Spróbuj też sam składać, bo do tego nie potrzeba dwóch par rąk ;p
Re: niedziałajce wycieraczki

Napisane:
3 cze 2010, 13:32
przez nicek777
Kurcze nie rob ze mnie idioty. Postaram Ci sie to wytlumaczyc. Jak jest sucho wycieraczka przejezdza do gory ladnie na dol zatrzymuje sie jakies 7-10cm za wysoko jak jest slisko to wycieraczka dobija do gory i dobija do dolu. na szybszym biegu tez dobija i do dolu i do gory. W takim razie jak mam ja dac wyzej lub nizej skoro zakres jej pracy jest pop rostu za duzy. Wiem jak wczesniej pracowala i tak sie nie dzialo. Dlatego jestem pewien, ze teraz ten mechanizm za luzno chodzi. Co do zakladania to sam to robilem. Po prostu razem przy aucie dlubalismy.
Re: niedziałajce wycieraczki

Napisane:
3 cze 2010, 16:25
przez bartek00386h
a ja tak wroce do swojego tematu.
Pojechałem do mechanika i juz mi teraz działaja elegancko. Zapieczone były i podobno zanuzali jej w jakims płynie.
Dałem tez do zrobienia klakson i usuniecie kontrolki od poduszki. Okazało sie ze tasma była peknieta stad ta kontrolka i niedziałajacy klakson. Jak komus miga kontrolka od poducha tzn 6 razy sie zaswieci i przerwa to znaczy ze tasma padła.
Re: niedziałajce wycieraczki

Napisane:
4 cze 2010, 08:45
przez lesiux
nicek777 napisał(a):Kurcze nie rob ze mnie idioty. Postaram Ci sie to wytlumaczyc. Jak jest sucho wycieraczka przejezdza do gory ladnie na dol zatrzymuje sie jakies 7-10cm za wysoko jak jest slisko to wycieraczka dobija do gory i dobija do dolu. na szybszym biegu tez dobija i do dolu i do gory.
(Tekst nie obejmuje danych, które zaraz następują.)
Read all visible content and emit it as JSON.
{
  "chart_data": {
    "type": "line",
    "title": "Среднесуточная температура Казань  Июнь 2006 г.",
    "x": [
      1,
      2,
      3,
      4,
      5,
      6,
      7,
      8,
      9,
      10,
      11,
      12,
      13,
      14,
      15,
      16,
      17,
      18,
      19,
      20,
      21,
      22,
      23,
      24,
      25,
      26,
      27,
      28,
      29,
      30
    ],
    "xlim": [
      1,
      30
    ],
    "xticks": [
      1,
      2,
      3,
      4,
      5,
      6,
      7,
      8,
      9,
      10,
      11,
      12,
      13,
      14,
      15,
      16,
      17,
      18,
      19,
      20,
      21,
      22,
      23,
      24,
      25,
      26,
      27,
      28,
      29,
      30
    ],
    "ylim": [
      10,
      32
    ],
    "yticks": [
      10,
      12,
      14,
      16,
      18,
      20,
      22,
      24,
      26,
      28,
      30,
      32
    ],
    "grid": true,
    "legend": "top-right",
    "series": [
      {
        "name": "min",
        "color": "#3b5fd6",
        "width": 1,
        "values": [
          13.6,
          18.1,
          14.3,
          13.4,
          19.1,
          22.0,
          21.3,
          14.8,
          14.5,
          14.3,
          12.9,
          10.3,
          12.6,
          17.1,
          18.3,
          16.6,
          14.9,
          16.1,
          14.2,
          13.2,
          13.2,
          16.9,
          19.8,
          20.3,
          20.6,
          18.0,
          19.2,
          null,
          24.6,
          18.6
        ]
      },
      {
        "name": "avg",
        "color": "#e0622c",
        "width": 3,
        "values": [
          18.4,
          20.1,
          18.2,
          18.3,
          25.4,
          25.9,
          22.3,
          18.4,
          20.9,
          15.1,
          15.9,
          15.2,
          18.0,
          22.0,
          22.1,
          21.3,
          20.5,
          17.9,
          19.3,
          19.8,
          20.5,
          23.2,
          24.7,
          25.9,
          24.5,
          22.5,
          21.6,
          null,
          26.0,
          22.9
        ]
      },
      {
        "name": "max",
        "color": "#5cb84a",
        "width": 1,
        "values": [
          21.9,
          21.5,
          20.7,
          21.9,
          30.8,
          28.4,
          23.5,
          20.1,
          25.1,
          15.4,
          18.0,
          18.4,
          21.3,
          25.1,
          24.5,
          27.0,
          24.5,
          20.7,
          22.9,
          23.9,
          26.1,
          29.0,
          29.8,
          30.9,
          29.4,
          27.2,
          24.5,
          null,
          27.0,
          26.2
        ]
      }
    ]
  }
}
W takim razie jak mam ja dac wyzej lub nizej skoro zakres jej pracy jest pop rostu za duzy. Wiem jak wczesniej pracowala i tak sie nie dzialo. Dlatego jestem pewien, ze teraz ten mechanizm za luzno chodzi. Co do zakladania to sam to robilem. Po prostu razem przy aucie dlubalismy.
po mojemu to masz wyrobiony ten wieloklin na którym trzyma się ramię wycieraczki i przy wyższych prędkościach silniczka nie trzyma się w miejscu. pozostaje Ci chyba tylko wymiana mechanizmu albo tej ośki z wieloklinem na której trzyma się ramię.
Re: niedziałajce wycieraczki

Napisane:
14 cze 2010, 21:53
przez nicek777
Wlasnie wg. mnie tez tak jest. Zastanawiam sie czy nie uda sie tego luzu jakos zniwelowac. Np. poxipolem zrobic ciasne polaczenie. Malo tego przedwczoraj mi ta lewa wycieraczka zastrajkowala i dzialala tylko prawa. Godzina 00:00 okolo 30km do domu i oczywiscie deszcz jak jasny skurwy***. Jechalem tylko na prawej wycieraczce. Non stop wjezdzajac w koleiny czyli aquaplaning. Koszmar. Dzisiaj okazalo sie, ze mi sie kolyska rozczepila, zatem teraz mma dwa problemy z wycieraczka. Tam mi sie ulamaly dwa zabki z szesciu. (Takie plastikowe do mocowania kolyski). Prawdopodobnie tam sie rozeszlo. Teraz jak sciagne wycierczaki to postaram sie tez prawa przeczyscic, no i naprawic lewa.